Rob Ford's mayoralty quietly comes to end
Rob Ford's mayoralty came to end at midnight, drawing to a close four tumultuous years of political office in Toronto. Mayor-elect John Tory will officially take over tomorrow after an inauguration ceremony at city hall.
At the peak of the crack cocaine scandal, it seemed like Rob Ford's time as mayor was about to come to an explosive end. Surely a politician as controversial and divisive as Ford would be felled by police confirmation that he had smoked drugs on camera. Even if the conflict of interest dismissal hadn't stuck, Bill Blair had surely opened a trapdoor the mayor would be unable to sidestep.
But, somehow, Ford continued to run the gauntlet. Without any legal mechanism for his removal (short of a jail sentence,) the onus was on Ford to quit out of embarrassment, and that just wasn't going to happen. This was a man who, after all, felt it appropriate to be openly mocked on a U.S. late night talk show ostensibly to promote tourism to the city.
Ford clung to his mayoralty for another 13 months after Blair outed him as a drug user. Though stripped of his powers, he continued to blunder ahead, getting "enough to eat at home," libelling Star reporter Daniel Dale, appearing drunk and rambling in Jamaican patois, and reportedly drinking late into the night at a Coquitlam, B.C. pub.

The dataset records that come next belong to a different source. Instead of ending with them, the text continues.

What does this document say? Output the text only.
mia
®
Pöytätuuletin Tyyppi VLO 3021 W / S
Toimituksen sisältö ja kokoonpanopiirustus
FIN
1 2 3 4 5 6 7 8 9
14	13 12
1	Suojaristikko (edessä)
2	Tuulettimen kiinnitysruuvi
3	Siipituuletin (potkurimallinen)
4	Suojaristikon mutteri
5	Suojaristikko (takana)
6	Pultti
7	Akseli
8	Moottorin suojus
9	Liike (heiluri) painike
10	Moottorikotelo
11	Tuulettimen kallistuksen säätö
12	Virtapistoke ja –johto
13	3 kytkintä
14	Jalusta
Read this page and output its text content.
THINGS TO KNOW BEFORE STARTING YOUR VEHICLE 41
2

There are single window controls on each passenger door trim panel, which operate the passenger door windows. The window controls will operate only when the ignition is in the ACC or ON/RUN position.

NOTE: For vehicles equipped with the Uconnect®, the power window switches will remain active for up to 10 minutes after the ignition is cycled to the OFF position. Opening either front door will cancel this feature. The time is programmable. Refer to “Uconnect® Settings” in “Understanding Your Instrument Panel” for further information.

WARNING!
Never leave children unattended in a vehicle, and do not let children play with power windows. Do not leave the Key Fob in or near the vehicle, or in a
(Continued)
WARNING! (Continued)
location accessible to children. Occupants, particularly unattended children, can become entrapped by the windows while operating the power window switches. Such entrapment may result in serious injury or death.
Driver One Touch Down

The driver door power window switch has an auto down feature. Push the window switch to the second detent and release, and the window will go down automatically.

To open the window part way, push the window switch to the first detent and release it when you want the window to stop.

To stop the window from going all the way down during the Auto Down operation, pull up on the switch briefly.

Then there was the shirtless jogger incident, the bizarre episode where Ford's SUV was impounded near the GreenStone rehab facility in Muskoka, and finally, when it seemed the headlines would surely be running short, the cancer diagnosis.
In a statement released on the eve of his move back to city councillor, Ford returned to his favourite talking point: claims of financial savings. "Just four short years ago, City Hall was filled with examples of extravagance, wastefulness, and a general disrespect for both the taxpayers and their hard earned dollars. My administration brought that to an end," he said.
Ford vowed to keep finding efficiencies, promising, without any apparent sense of irony, "accountable and transparent government." (This from a politician who steadfastly refused to release his itinerary and was frequently AWOL.)
If there's one gift the bombastic politician gave to the city, it's a greater awareness of city hall and its municipal function. By being a controversial mayor, Ford likely inspired more activism than if he had quietly got on with his work instead of constantly dabbling in extracurricular activities.
When midnight arrived on Sunday evening and the era of John Tory began, there were no fireworks, no last-minute revelations, just a quiet sense of relief across most of the city.